L’indagine, coordinata dai pubblici ministeri Simona Belluccio e Fabrizio Vanorio, ha ricostruito il ritorno di Letizia a Casal di Principe dopo un periodo di sorveglianza speciale ad Anzio. Una volta rientrato nel territorio d’origine, l’uomo avrebbe riallacciato i rapporti con esponenti vicini al gruppo Russo, estendendo il controllo del clan sul redditizio settore delle macchinette installate in bar e locali di intrattenimento. Secondo l’impianto accusatorio della Dda, il sodalizio criminale vantava una struttura gerarchica ben definita: Marco Alfiero e Pasquale Di Bona avrebbero ricoperto funzioni organizzative, mentre Vittorio Alfiero si sarebbe occupato della branca dedicata alle piattaforme telematiche.

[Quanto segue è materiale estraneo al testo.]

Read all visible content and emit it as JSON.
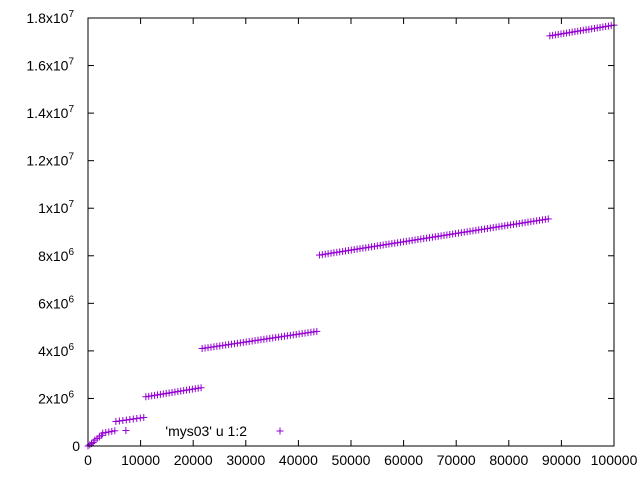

Il settore operativo delle installazioni sarebbe stato affidato a Marco Losapio e Bruno Salzillo, con il supporto di Antonio e Vincenzo Vaccaro per la fornitura e distribuzione degli apparecchi. L’associazione si sarebbe mossa con l’aggravante della finalità mafiosa. Tra i reati contestati figurano l’esercizio abusivo di scommesse illegali e l’intestazione fittizia di beni, accusa che coinvolge anche Giovanni Argine, indicato come presunto prestanome che avrebbe ricevuto fittiziamente la titolarità del bar “Diamante” per conto di Di Bona e Losapio.

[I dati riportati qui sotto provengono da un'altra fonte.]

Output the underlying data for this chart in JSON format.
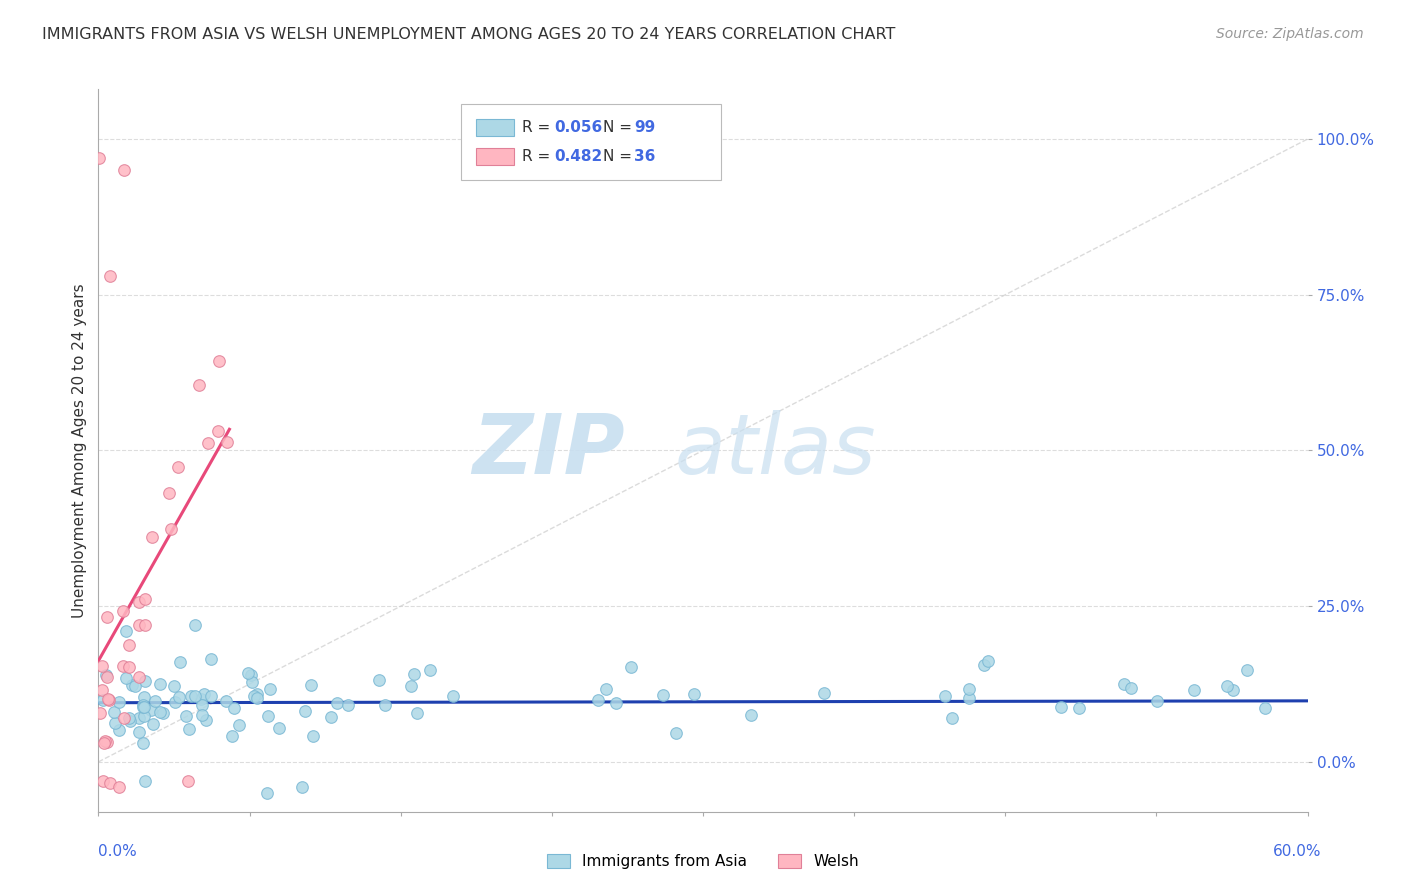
{
  "title": "IMMIGRANTS FROM ASIA VS WELSH UNEMPLOYMENT AMONG AGES 20 TO 24 YEARS CORRELATION CHART",
  "source": "Source: ZipAtlas.com",
  "ylabel": "Unemployment Among Ages 20 to 24 years",
  "xlim": [
    0.0,
    0.6
  ],
  "ylim": [
    -0.08,
    1.08
  ],
  "yticks": [
    0.0,
    0.25,
    0.5,
    0.75,
    1.0
  ],
  "ytick_labels": [
    "0.0%",
    "25.0%",
    "50.0%",
    "75.0%",
    "100.0%"
  ],
  "color_asia": "#ADD8E6",
  "color_welsh": "#FFB6C1",
  "line_color_asia": "#1E40AF",
  "line_color_welsh": "#E8497A",
  "diagonal_color": "#CCCCCC",
  "watermark_zip": "ZIP",
  "watermark_atlas": "atlas",
  "background_color": "#FFFFFF",
  "grid_color": "#DDDDDD",
  "legend_box_color": "#FFFFFF",
  "legend_edge_color": "#CCCCCC",
  "r_color": "#4169E1",
  "text_color": "#333333",
  "source_color": "#999999"
}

Lunedì si terrà l’udienza per gli imputati che hanno scelto il rito abbreviato e per loro è attesa la sentenza dopo la requisitoria del pubblico ministero. Tra questi figurano Marco Alfiero, Pasquale Di Bona, Raffaele Letizia e Bruno Salzillo. Complessivamente sono 12 gli imputati nel processo tra quanti hanno scelto l’abbreviato e il rito ordinario. Oltre ai quattro, l’avviso dell’udienza preliminare riguardò anche Vittorio Alfiero, Giovanni Argine, Raffaele Cantiello, Giovanni Diana, Pierpaolo Improta, Marco Losapio, Antonio Vaccaro e Vincenzo Vaccaro. Nel collegio difensivo figurano gli avvocati Carlo De Stavola, Enrico Maglieri Iascone, Mario Griffo, Alessandra Carofano, Domenico Della Gatta, Giuseppe Caiati, Giuseppe Annunziata, Mirella Baldascino, Mauro Iodice, Marco Muscariello e Michele Riggi.